Digital signage has come a long way thanks to how affordable audio-visual devices have become. Plus, almost all of the Smartphone and tablet innovations can be somehow migrated over to smart TVs and digital signs. Here are a few of the more popular digital sign innovations that many retailers and service providers are enjoying right now.

Touch Screen Interactivity

Even though this is possibly one of the biggest digital signage innovations of the last century, it has gone pretty unnoticed because we are all used to the idea of Smartphones and tablet devices. If these items didn’t exist, then a touch-screen digital sign would be world news. Nevertheless, all you need to know about touchscreen digital signs is they operate the same way a tablet device does. In fact, many of them use the same operating systems as tablet devices. There are digital sign manufacturers who offer touch-screen digital signs that already have operating systems on them. They also offer signs that can go outside in all weather. Plus, even explosion-proof signs for use in dangerous industrial areas. If you are a Mobile phone user, you will greatly benefit from touchscreen interactivity as well as being able to create your custom QR code on your devices.

Scheduling Content

Back in the old days, scheduling content was little more than running a series of images and videos on a PowerPoint presentation. These days, thanks to advances in digital signage software, you can schedule content based on the time of day, on customer sales and you can even schedule it based on the weather. You can set up triggers and activation protocols. This way, when the news says it is below a certain temperature, your scheduled content for raincoats starts to run. There are many retailers who tailor their content to the time of the day.

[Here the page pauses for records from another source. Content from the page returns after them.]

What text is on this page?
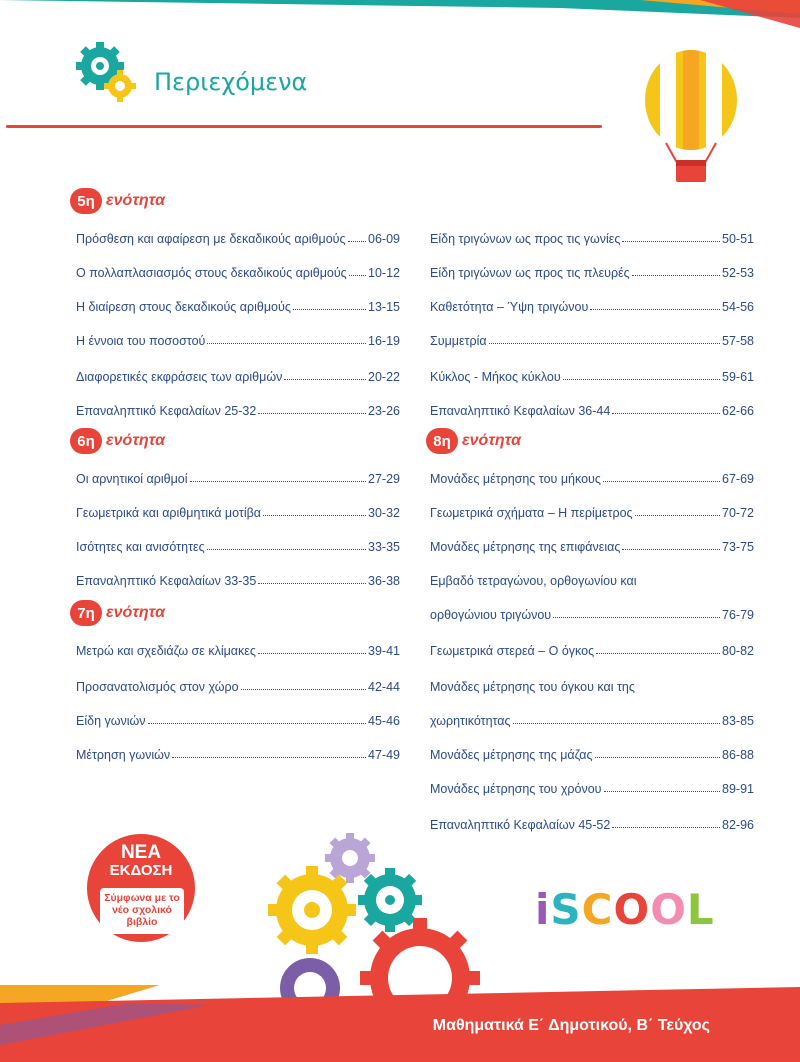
Περιεχόμενα
5η ενότητα
Πρόσθεση και αφαίρεση με δεκαδικούς αριθμούς 06-09
Ο πολλαπλασιασμός στους δεκαδικούς αριθμούς 10-12
Η διαίρεση στους δεκαδικούς αριθμούς	13-15
Η έννοια του ποσοστού	16-19
Διαφορετικές εκφράσεις των αριθμών	20-22
Επαναληπτικό Κεφαλαίων 25-32	23-26
6η ενότητα
Οι αρνητικοί αριθμοί	27-29
Γεωμετρικά και αριθμητικά μοτίβα	30-32
Ισότητες και ανισότητες	33-35
Επαναληπτικό Κεφαλαίων 33-35	36-38
7η ενότητα
Μετρώ και σχεδιάζω σε κλίμακες	39-41
Προσανατολισμός στον χώρο	42-44
Είδη γωνιών	45-46
Μέτρηση γωνιών	47-49
Είδη τριγώνων ως προς τις γωνίες	50-51
Είδη τριγώνων ως προς τις πλευρές	52-53
Καθετότητα – Ύψη τριγώνου	54-56
Συμμετρία	57-58
Κύκλος - Μήκος κύκλου	59-61
Επαναληπτικό Κεφαλαίων 36-44	62-66
8η ενότητα
Μονάδες μέτρησης του μήκους	67-69
Γεωμετρικά σχήματα – Η περίμετρος	70-72
Μονάδες μέτρησης της επιφάνειας	73-75
Εμβαδό τετραγώνου, ορθογωνίου και
ορθογώνιου τριγώνου	76-79
Γεωμετρικά στερεά – Ο όγκος	80-82
Μονάδες μέτρησης του όγκου και της
χωρητικότητας	83-85
Μονάδες μέτρησης της μάζας	86-88
Μονάδες μέτρησης του χρόνου	89-91
Επαναληπτικό Κεφαλαίων 45-52	82-96
ΝΕΑ
ΕΚΔΟΣΗ
Σύμφωνα με το νέο σχολικό βιβλίο	iSCOOL
Μαθηματικά Ε΄ Δημοτικού, Β΄ Τεύχος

For example, they run child-parent-related content at around 11 am, kid-friendly content around 3 pm, and more mature shopper content around 5 pm.

QR Codes

If you can put QR codes on posters, then you can put them on your digital signs. Even if you are running video adverts, you simply put the QR codes in the bottom corner, always visible. People will scan them and use them. You can reference the fact that they are there. Including asking people to scan them to get your discounts. Or, just like running a website URL on the bottom of your screen, you can make a QR code, and add it to your content on the off chance that people may want a quick way to get to your website, product, or latest offer. We are even seeing companies putting QR codes on live feeds that are aimed at employees (in break rooms, canteens, etc.). So don’t rule out the benefits of QR codes when creating your digital sign content.

Video Walls

A video wall isn’t that impressive when it simply shows a bunch of screens pressed together while they all show the same image. What is more impressive is when these many screens create a single image so that from a distance, it looks like you are watching a cinema screen.

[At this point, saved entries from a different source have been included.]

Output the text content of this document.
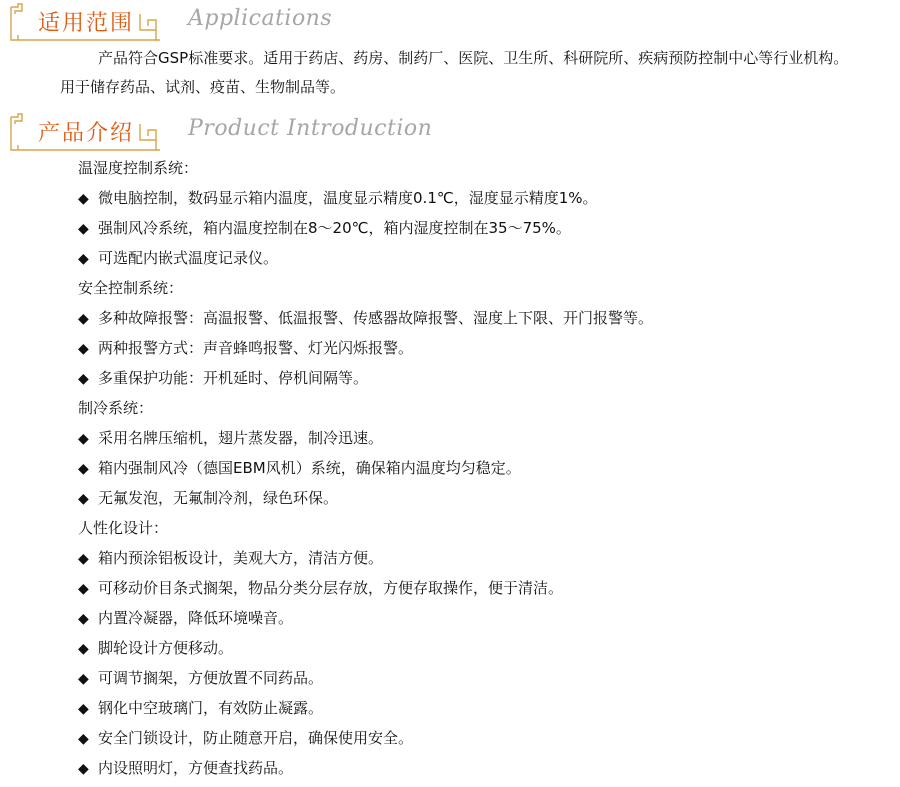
适用范围 Applications

产品符合GSP标准要求。适用于药店、药房、制药厂、医院、卫生所、科研院所、疾病预防控制中心等行业机构。用于储存药品、试剂、疫苗、生物制品等。

产品介绍 Product Introduction
温湿度控制系统：
◆ 微电脑控制，数码显示箱内温度，温度显示精度0.1℃，湿度显示精度1%。
◆ 强制风冷系统，箱内温度控制在8～20℃，箱内湿度控制在35～75%。
◆ 可选配内嵌式温度记录仪。
安全控制系统：
◆ 多种故障报警：高温报警、低温报警、传感器故障报警、湿度上下限、开门报警等。
◆ 两种报警方式：声音蜂鸣报警、灯光闪烁报警。
◆ 多重保护功能：开机延时、停机间隔等。
制冷系统：
◆ 采用名牌压缩机，翅片蒸发器，制冷迅速。
◆ 箱内强制风冷（德国EBM风机）系统，确保箱内温度均匀稳定。
◆ 无氟发泡，无氟制冷剂，绿色环保。
人性化设计：
◆ 箱内预涂铝板设计，美观大方，清洁方便。
◆ 可移动价目条式搁架，物品分类分层存放，方便存取操作，便于清洁。
◆ 内置冷凝器，降低环境噪音。
◆ 脚轮设计方便移动。
◆ 可调节搁架，方便放置不同药品。
◆ 钢化中空玻璃门，有效防止凝露。
◆ 安全门锁设计，防止随意开启，确保使用安全。
◆ 内设照明灯，方便查找药品。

Another clever innovation is how they make the same images appear as if they are running across several screens. An easy example may be how a red ball moves from the screens on the left, running through to the screens on the right.

If you want a video wall, you simply get a bunch of TV screens or digital signs. And you push them together. Up close, you can see that the wall is made up of several screens. But from a distance, it looks like one big screen.

Making a single large video or picture appear on all the screens is pretty easy. The image or video is divided up into pieces, a bit like a jigsaw. They are streamed into each screen in the correct configuration to create the illusion that they are one big screen.

The other trick, making a ball run from the screens on the left, running through, to the screens on the right, is done with a bit of scheduling trickery. In its simplest form, you run the same video of a ball moving from the left of the screen to the right. And you run them in sequence to make it look as if the ball is running from one screen to the other. Using these techniques, you can create all sorts of illusions. This includes a person walking from one screen to another across the video wall.